If These Stones Could Talk
‘A heavenly book, elegant and thoughtful. Get one for yourself and one for the church-crawler in your life!’ Lucy Worsley
‘Someone new to both church history and church-crawling would learn a good deal from this agreeably written book’ Lucy Beckett: TLS
‘I have long found the books of Peter Stanford to be always entertaining and stimulating. This rich and varied text…ought to be enjoyed by a wide audience as it describes and comments on nearly 2000 years of religion among the many cultures that have come and gone in that time’ Peter Costello: Irish Catholic
‘Simon Jenkins had enough trouble choosing 1000 of the 16,000 Anglican parish churches in England: daringly, this author manages to whittle that down to 21 in the whole of the British Isles…and produces a highly engaging history’ John Inge: Church Times
‘‘Setting out to relate the history of Christianity on these islands through a selection of churches or monasteries may seem a bold or even foolhardy undertaking. However, Stanford pulls it off with flair and conviction.’ TP O’Mahony: The Irish Examiner
Christianity has been central to the life of Britain and Ireland, and to those of us who live here, for almost 2,000 years. It has given us laws, customs, traditions and formed our national characters. From a persecuted minority in Roman Britannia through the ‘golden age’ of Anglo-Saxon monasticism, the devastating impact of the Vikings, and the alliance of church and state after the Norman Conquest to the turmoil of the Reformation that saw the English monarch replace the Pope, and the Puritan Commonwealth then replace the king, it is a tangled, tumultuous story of faith and achievement, division and bloodshed. In If These Stones Could Talk, with wonderful line drawings by artist-architect Stephen Tsang, I set out on a journey through England, Scotland, Wales and Ireland to 20 churches, abbeys, chapels and cathedrals, both grand and humble, ruined and thriving, ancient and modern, which century by century chronicle how a religion that began in the Middle East came to define our past and shape our present.

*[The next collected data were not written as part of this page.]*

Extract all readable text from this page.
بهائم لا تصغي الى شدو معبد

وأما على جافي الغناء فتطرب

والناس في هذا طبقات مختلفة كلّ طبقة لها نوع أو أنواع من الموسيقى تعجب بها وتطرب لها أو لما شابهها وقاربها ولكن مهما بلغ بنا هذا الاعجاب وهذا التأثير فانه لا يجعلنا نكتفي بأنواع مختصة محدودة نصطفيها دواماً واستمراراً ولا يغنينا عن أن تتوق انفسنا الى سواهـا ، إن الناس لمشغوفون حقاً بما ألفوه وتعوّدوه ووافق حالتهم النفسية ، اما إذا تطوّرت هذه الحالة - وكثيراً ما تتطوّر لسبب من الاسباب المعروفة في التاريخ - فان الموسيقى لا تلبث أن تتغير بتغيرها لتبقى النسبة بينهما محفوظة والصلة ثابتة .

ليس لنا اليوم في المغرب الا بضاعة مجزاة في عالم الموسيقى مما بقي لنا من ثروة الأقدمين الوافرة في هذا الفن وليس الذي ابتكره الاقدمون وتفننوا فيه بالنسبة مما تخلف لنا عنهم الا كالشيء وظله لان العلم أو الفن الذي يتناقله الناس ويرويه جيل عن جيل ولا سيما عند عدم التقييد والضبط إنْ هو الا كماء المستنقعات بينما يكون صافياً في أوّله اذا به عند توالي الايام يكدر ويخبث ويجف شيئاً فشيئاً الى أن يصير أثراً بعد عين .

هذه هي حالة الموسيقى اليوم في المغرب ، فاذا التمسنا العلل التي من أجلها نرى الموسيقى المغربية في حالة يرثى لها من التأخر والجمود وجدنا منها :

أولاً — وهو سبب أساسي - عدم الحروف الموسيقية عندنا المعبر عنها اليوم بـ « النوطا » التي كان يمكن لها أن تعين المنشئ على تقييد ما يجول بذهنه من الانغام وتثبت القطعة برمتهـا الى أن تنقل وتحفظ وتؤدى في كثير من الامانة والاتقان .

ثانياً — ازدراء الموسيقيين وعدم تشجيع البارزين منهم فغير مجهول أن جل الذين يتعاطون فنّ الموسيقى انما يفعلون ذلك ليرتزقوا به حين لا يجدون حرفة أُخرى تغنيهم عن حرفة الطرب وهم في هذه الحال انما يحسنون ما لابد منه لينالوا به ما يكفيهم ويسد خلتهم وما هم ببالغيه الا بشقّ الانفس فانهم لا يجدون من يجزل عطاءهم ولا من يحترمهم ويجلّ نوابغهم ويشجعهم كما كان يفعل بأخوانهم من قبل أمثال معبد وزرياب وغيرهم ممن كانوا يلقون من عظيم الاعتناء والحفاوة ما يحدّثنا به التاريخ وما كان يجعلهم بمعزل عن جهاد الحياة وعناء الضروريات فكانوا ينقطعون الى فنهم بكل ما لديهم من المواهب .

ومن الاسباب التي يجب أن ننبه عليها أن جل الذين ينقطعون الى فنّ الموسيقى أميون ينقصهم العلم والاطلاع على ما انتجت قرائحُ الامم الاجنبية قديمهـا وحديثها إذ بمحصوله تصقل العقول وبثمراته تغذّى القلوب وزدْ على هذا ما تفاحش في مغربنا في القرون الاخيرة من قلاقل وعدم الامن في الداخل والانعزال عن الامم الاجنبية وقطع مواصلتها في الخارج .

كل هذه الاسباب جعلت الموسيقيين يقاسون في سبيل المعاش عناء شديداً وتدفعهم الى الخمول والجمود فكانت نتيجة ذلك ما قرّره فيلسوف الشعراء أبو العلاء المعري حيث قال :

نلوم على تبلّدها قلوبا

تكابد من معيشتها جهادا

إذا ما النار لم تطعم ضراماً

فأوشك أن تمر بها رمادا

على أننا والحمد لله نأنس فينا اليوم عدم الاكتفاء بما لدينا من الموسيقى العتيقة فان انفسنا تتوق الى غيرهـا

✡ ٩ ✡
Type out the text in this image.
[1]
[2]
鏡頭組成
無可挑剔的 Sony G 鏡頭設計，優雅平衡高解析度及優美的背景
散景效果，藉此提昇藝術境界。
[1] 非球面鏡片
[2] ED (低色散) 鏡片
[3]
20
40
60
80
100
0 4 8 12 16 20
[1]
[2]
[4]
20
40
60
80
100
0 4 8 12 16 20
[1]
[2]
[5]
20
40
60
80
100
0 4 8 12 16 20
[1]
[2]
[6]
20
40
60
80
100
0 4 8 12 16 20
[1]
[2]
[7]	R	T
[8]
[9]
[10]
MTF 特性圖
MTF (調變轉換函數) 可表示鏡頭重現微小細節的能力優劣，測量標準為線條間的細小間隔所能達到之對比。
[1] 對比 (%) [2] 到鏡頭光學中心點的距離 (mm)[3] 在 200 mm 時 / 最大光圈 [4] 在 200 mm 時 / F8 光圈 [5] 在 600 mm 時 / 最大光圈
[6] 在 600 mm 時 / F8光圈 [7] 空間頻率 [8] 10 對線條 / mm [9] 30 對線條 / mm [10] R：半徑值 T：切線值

In exploring the stories of buildings that are still so much a part of the landscape, the details of their design, the treasured objects that are housed within them, the people who once stood in their pulpits and those who sat in their pews, a narrative grows of what Christianity has meant to the nations of the British Isles, how it reflected the relationship between rulers and ruled, and the sense it has given us of who we are and how we live with each other. It is, I hope and intend, as much a book for those with no faith, or a ill-defined sense that there may be something more to life than meets the eye, as much as for those who go to church occasionally or every Sunday. Because over the past 2000 years religion has been so bound up with political upheavals, social change and economic development, the story of these churches, and hence of Christianity, is all of our stories.
Published in London in hardback on October 14, 2021 by Hodder (ISBN 978-1529396423).